# Definition of a function being unimodal

For a function $f: \mathbb{R}^n \to \mathbb{R}$, I am looking for the definition of $f$ to be unimodal.

1. From Wikipedia

$f$ is unimodal if there is a one to one differentiable mapping $X = G(Z)$ such that $f(G(Z))$ is convex.

2. Also from Wikipedia:

the super-level sets $L(f, t)$ of $f$, defined by $$L(f, t) = \{ x \in \mathbb{R}^{n} | f(x) \geq t \},$$ are convex subsets of $\mathbb{R}^n$ for every $t ≥ 0$. (This property is sometimes referred to as being unimodal.)

3. Added: By the comment below, a common definition is that a function is unimodal, if it has exactly one local maximum.

I wonder if this common definition allows existence of more than one local minimum? For example a "W" shape function defined on $\mathbb{R}$ goes to $\infty$ when approaching $\pm \infty$ in domain.

If this definition does not allow existence of any local minimum, then for any line through the mode $m \in \mathbb{R}^n$ of $f$ in its domain, does the restriction of $f$ to this line increase on one side of $m$ and decrease on the other side of $m$?

I wonder if the first two definitions agree with each other? If not, when?

What is your definition, if possible?

Thanks and regards!

• I suspect that Definition 1 has a typo: "$f(G(Z))$ is concave" would be more appropriate in the context of unimodality.

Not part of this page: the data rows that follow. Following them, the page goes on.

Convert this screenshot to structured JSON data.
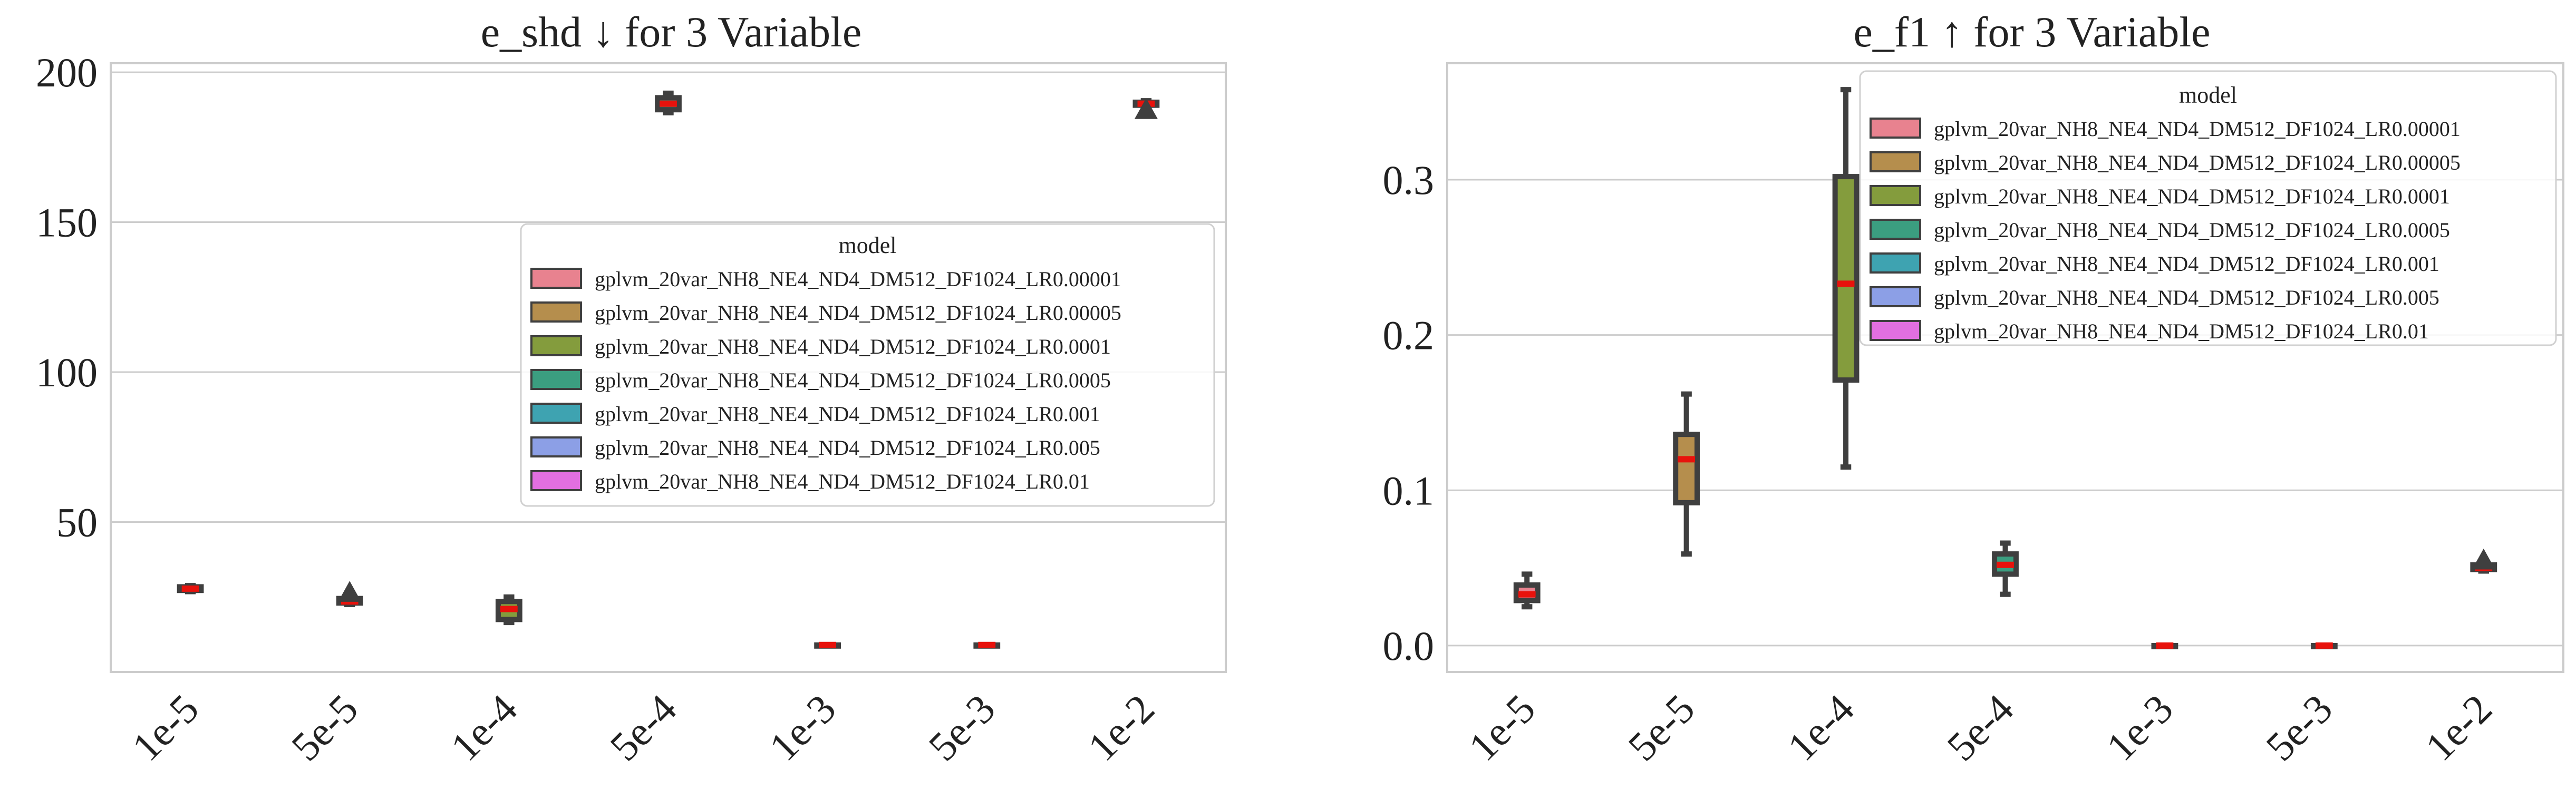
{
  "chart_data": [
    {
      "type": "box",
      "title": "e_shd ↓ for 3 Variable",
      "xlabel": "",
      "ylabel": "",
      "categories": [
        "1e-5",
        "5e-5",
        "1e-4",
        "5e-4",
        "1e-3",
        "5e-3",
        "1e-2"
      ],
      "ylim": [
        0,
        203
      ],
      "yticks": [
        50,
        100,
        150,
        200
      ],
      "grid": "horizontal",
      "legend_position": "center-right",
      "boxes": [
        {
          "category": "1e-5",
          "series": 0,
          "whisker_low": 26.8,
          "q1": 27.2,
          "median": 27.8,
          "q3": 28.4,
          "whisker_high": 28.8
        },
        {
          "category": "5e-5",
          "series": 1,
          "whisker_low": 22.5,
          "q1": 23,
          "median": 23.5,
          "q3": 24.5,
          "whisker_high": 25,
          "fliers": [
            26.5
          ]
        },
        {
          "category": "1e-4",
          "series": 2,
          "whisker_low": 16.5,
          "q1": 17.5,
          "median": 21,
          "q3": 23.5,
          "whisker_high": 25
        },
        {
          "category": "5e-4",
          "series": 3,
          "whisker_low": 186.5,
          "q1": 187.5,
          "median": 189.5,
          "q3": 191.5,
          "whisker_high": 193
        },
        {
          "category": "1e-3",
          "series": 4,
          "whisker_low": 9,
          "q1": 9,
          "median": 9,
          "q3": 9,
          "whisker_high": 9
        },
        {
          "category": "5e-3",
          "series": 5,
          "whisker_low": 9,
          "q1": 9,
          "median": 9,
          "q3": 9,
          "whisker_high": 9
        },
        {
          "category": "1e-2",
          "series": 6,
          "whisker_low": 189,
          "q1": 189,
          "median": 189.5,
          "q3": 190,
          "whisker_high": 190.5,
          "fliers": [
            187.5
          ]
        }
      ]
    },
    {
      "type": "box",
      "title": "e_f1 ↑ for 3 Variable",
      "xlabel": "",
      "ylabel": "",
      "categories": [
        "1e-5",
        "5e-5",
        "1e-4",
        "5e-4",
        "1e-3",
        "5e-3",
        "1e-2"
      ],
      "ylim": [
        -0.017,
        0.375
      ],
      "yticks": [
        0.0,
        0.1,
        0.2,
        0.3
      ],
      "ytick_labels": [
        "0.0",
        "0.1",
        "0.2",
        "0.3"
      ],
      "grid": "horizontal",
      "legend_position": "top-right",
      "boxes": [
        {
          "category": "1e-5",
          "series": 0,
          "whisker_low": 0.025,
          "q1": 0.029,
          "median": 0.033,
          "q3": 0.039,
          "whisker_high": 0.046
        },
        {
          "category": "5e-5",
          "series": 1,
          "whisker_low": 0.059,
          "q1": 0.092,
          "median": 0.12,
          "q3": 0.136,
          "whisker_high": 0.162
        },
        {
          "category": "1e-4",
          "series": 2,
          "whisker_low": 0.115,
          "q1": 0.171,
          "median": 0.233,
          "q3": 0.302,
          "whisker_high": 0.358
        },
        {
          "category": "5e-4",
          "series": 3,
          "whisker_low": 0.033,
          "q1": 0.046,
          "median": 0.052,
          "q3": 0.059,
          "whisker_high": 0.066
        },
        {
          "category": "1e-3",
          "series": 4,
          "whisker_low": 0.0,
          "q1": 0.0,
          "median": 0.0,
          "q3": 0.0,
          "whisker_high": 0.0
        },
        {
          "category": "5e-3",
          "series": 5,
          "whisker_low": 0.0,
          "q1": 0.0,
          "median": 0.0,
          "q3": 0.0,
          "whisker_high": 0.0
        },
        {
          "category": "1e-2",
          "series": 6,
          "whisker_low": 0.048,
          "q1": 0.049,
          "median": 0.05,
          "q3": 0.052,
          "whisker_high": 0.053,
          "fliers": [
            0.055
          ]
        }
      ]
    }
  ],
  "legend": {
    "title": "model",
    "items": [
      {
        "label": "gplvm_20var_NH8_NE4_ND4_DM512_DF1024_LR0.00001",
        "color": "#e8828f"
      },
      {
        "label": "gplvm_20var_NH8_NE4_ND4_DM512_DF1024_LR0.00005",
        "color": "#b58e4d"
      },
      {
        "label": "gplvm_20var_NH8_NE4_ND4_DM512_DF1024_LR0.0001",
        "color": "#849c3d"
      },
      {
        "label": "gplvm_20var_NH8_NE4_ND4_DM512_DF1024_LR0.0005",
        "color": "#3b9e80"
      },
      {
        "label": "gplvm_20var_NH8_NE4_ND4_DM512_DF1024_LR0.001",
        "color": "#3ea3b1"
      },
      {
        "label": "gplvm_20var_NH8_NE4_ND4_DM512_DF1024_LR0.005",
        "color": "#8c9fe6"
      },
      {
        "label": "gplvm_20var_NH8_NE4_ND4_DM512_DF1024_LR0.01",
        "color": "#e26fe0"
      }
    ]
  },
  "colors": {
    "median_line": "#e8120c",
    "box_edge": "#3f3f3f",
    "grid": "#cccccc",
    "axis_frame": "#cccccc"
  }
}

Either way, the definitions are rather different. Personally, I prefer to use "unimodal" in the sense "has exactly one point of local maximum". But you are free to use it in any sense you wish as long as you precisely state your definition. And if your definition of "unimodal" is uncommon, you should pay it extra.
– user31373
Commented May 25, 2012 at 2:27
• I would concur with @LeonidKovalev; albeit the sense I have seen it used (line search) was having exactly one local minimum. Commented May 25, 2012 at 3:39
• @copper.hat: Thanks! (1) I wonder if you mean having exactly one local maximum, instead of having exactly one local minimum, for definition of unimodality? (2) If it is maximum in (1), does having exactly one local maximum allows having more than one local minimum?
– Tim
Commented May 25, 2012 at 13:38
• My only exposure to the term was with line search algorithms for optimization. It was a convenient assumption (one local min.) to prove some convergence properties. Commented May 25, 2012 at 15:10
• @copper.hat: Does that definition you were exposed to allow existence of local maximum(s)?